Day-1 Retention
The percentage of users who return to your app on the day after their install date.
Definition
Day-1 retention (also called D1 retention) is the percentage of users from a given install cohort who open the app again on day 1 - the day after they installed. It's the most immediate signal of whether your first-session experience delivers enough value to bring users back. Apps with strong day-1 retention consistently have stronger day-7 and day-30 retention, because the same factors that bring users back on day 1 tend to create habits.
Day-1 retention
Day-1 retention = users who opened app on day 1 ÷ users who installed on day 0 × 100
Example: 280 returned on day 1 ÷ 1,000 installs on day 0 = 28% day-1 retention
→ In practice
"Day-1 retention went from 19% to 26% after we added the progress summary screen at the end of onboarding. Users needed to see what they'd accomplished before they closed the app."
Common questions
What is a useful day-1 retention benchmark?

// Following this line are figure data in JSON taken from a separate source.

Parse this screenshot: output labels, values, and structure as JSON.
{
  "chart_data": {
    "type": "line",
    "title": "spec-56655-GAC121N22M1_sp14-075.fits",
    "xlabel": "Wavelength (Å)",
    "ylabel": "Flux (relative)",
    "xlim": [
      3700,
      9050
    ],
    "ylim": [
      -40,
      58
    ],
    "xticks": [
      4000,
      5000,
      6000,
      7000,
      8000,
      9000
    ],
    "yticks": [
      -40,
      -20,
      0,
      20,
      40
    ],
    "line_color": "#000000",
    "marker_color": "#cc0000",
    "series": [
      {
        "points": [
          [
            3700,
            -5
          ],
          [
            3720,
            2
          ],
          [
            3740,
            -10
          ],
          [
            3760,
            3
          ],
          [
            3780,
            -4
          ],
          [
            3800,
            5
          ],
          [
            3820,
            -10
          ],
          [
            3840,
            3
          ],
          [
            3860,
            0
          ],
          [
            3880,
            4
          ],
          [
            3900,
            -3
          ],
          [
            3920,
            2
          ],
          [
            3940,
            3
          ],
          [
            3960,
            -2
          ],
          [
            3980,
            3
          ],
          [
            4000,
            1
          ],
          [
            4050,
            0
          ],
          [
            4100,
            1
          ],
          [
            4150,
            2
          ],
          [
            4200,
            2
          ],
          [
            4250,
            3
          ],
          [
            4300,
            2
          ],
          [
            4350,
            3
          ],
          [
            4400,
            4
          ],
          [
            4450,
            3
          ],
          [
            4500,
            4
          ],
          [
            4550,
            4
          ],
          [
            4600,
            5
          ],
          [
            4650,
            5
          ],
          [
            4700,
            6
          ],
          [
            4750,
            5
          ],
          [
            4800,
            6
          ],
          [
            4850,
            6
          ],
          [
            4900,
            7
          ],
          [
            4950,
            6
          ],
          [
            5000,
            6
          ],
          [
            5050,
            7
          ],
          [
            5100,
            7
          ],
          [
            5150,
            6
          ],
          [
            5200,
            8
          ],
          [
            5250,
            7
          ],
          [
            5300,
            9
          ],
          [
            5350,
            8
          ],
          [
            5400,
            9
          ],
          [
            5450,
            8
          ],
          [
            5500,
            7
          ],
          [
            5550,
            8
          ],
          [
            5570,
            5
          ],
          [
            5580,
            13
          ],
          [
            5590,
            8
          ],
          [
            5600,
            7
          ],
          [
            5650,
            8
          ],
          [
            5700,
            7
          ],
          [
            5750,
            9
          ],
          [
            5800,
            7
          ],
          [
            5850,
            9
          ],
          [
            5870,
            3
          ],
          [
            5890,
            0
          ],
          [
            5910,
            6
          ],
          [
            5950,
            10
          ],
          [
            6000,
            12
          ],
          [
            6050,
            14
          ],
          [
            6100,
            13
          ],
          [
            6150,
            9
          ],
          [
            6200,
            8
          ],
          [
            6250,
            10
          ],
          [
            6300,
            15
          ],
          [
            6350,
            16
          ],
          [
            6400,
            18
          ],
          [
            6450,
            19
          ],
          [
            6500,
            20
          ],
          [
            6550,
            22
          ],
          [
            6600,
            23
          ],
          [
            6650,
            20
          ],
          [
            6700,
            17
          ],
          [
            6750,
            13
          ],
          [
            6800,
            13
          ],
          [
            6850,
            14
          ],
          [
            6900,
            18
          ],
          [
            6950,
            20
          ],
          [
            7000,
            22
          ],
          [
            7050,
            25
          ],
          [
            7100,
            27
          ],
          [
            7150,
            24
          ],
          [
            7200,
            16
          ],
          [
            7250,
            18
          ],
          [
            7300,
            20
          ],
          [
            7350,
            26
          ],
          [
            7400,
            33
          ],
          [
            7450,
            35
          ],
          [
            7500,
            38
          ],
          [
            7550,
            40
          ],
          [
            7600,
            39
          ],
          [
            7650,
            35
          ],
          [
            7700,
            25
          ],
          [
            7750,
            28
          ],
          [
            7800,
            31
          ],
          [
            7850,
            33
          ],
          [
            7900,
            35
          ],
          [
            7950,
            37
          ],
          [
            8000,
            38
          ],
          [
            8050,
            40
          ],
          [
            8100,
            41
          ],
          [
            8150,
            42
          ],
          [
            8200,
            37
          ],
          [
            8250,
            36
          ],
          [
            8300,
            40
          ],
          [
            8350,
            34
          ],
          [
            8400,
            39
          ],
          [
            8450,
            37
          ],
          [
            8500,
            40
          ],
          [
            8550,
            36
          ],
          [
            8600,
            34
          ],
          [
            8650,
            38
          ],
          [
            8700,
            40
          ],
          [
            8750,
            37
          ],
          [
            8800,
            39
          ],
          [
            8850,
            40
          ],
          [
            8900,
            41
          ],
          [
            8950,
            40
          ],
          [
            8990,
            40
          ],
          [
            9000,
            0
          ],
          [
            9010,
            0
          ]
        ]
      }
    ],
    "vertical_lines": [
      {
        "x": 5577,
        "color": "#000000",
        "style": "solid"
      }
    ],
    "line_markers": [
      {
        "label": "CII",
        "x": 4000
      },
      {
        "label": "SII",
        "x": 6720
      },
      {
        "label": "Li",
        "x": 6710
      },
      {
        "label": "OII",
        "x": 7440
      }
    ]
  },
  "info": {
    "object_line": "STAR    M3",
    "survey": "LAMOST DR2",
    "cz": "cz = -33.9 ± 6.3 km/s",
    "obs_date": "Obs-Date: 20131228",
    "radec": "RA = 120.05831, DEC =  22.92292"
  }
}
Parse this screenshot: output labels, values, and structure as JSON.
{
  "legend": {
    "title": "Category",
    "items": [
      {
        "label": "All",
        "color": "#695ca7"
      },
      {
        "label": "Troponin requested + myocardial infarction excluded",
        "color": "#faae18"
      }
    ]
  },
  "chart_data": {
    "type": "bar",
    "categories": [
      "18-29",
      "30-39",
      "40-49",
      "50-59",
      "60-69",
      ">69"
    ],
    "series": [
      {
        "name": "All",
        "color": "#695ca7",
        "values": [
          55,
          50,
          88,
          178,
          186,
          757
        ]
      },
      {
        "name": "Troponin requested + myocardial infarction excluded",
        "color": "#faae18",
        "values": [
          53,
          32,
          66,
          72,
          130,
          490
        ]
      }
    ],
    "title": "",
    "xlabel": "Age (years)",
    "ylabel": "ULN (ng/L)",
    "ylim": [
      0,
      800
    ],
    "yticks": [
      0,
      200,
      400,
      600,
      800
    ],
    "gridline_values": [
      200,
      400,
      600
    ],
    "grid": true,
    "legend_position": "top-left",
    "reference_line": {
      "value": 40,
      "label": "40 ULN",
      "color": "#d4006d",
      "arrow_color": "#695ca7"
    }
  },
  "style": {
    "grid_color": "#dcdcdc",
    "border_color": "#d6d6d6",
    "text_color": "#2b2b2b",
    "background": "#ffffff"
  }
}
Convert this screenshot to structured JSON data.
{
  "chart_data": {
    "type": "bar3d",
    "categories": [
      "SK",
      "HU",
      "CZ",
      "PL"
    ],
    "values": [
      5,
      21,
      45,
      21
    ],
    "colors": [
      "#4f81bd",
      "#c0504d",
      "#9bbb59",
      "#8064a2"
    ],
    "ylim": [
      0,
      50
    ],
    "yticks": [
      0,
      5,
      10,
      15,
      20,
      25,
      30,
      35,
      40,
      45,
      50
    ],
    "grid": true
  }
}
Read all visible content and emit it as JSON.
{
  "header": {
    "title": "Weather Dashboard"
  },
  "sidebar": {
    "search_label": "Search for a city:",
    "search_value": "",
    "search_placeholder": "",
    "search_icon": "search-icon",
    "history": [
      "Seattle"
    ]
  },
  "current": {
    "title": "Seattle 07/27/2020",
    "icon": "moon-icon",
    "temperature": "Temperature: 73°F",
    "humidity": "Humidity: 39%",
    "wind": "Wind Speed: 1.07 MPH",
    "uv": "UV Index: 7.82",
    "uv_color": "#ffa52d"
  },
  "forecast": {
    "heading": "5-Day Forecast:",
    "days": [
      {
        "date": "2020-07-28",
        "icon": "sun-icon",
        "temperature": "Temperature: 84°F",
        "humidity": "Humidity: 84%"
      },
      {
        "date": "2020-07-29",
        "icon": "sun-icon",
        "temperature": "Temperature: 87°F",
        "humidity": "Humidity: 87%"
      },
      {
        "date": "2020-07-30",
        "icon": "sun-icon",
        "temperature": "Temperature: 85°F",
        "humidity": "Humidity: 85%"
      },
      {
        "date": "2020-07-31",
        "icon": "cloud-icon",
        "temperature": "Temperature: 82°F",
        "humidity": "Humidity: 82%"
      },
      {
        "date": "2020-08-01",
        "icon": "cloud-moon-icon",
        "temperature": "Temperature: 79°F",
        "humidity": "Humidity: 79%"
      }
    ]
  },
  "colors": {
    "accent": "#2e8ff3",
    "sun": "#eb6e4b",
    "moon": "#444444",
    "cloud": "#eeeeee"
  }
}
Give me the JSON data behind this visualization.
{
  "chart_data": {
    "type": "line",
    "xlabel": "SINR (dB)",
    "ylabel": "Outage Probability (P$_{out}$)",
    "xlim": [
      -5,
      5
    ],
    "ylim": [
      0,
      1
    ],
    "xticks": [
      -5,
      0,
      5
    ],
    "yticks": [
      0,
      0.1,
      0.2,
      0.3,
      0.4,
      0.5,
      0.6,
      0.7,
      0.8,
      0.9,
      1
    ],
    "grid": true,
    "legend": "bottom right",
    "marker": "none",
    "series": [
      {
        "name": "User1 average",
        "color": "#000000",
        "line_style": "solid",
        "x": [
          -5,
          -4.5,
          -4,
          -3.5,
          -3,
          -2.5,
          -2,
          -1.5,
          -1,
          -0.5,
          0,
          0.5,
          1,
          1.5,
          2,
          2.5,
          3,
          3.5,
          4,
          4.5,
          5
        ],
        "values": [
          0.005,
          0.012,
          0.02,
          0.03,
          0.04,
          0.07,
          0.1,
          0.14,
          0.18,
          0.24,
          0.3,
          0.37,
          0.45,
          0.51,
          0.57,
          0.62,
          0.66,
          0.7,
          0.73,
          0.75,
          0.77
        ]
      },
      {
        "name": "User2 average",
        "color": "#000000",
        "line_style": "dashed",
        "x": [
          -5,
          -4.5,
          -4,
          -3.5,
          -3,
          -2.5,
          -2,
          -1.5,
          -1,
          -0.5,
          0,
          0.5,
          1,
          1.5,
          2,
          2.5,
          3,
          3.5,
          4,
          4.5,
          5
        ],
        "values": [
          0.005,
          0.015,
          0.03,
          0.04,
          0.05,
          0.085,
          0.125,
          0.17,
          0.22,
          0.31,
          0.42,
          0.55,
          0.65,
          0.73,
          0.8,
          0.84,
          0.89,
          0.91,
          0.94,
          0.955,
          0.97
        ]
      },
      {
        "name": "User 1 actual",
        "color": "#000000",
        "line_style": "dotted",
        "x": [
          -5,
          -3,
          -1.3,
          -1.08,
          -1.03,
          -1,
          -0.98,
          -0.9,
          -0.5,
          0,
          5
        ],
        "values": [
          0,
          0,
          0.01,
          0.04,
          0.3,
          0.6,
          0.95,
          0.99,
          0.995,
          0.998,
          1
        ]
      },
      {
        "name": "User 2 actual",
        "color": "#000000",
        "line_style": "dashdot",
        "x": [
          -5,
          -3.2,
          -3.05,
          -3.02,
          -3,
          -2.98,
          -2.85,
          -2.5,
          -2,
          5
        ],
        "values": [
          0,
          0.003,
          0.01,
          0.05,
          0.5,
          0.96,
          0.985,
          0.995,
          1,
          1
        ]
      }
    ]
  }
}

Compare equivalent internal cohorts using the same return definition. Generic category ranges often use different attribution rules and windows, so a release-to-release trend in your own data is a more reliable decision input.
What is the difference between day-1 retention and day-1 rolling retention?
Day-1 retention counts users who return exactly on day 1. Rolling day-1 retention counts users who return any time within day 0–1. Rolling numbers are higher because they include same-day returns. Make sure you know which method your analytics tool uses.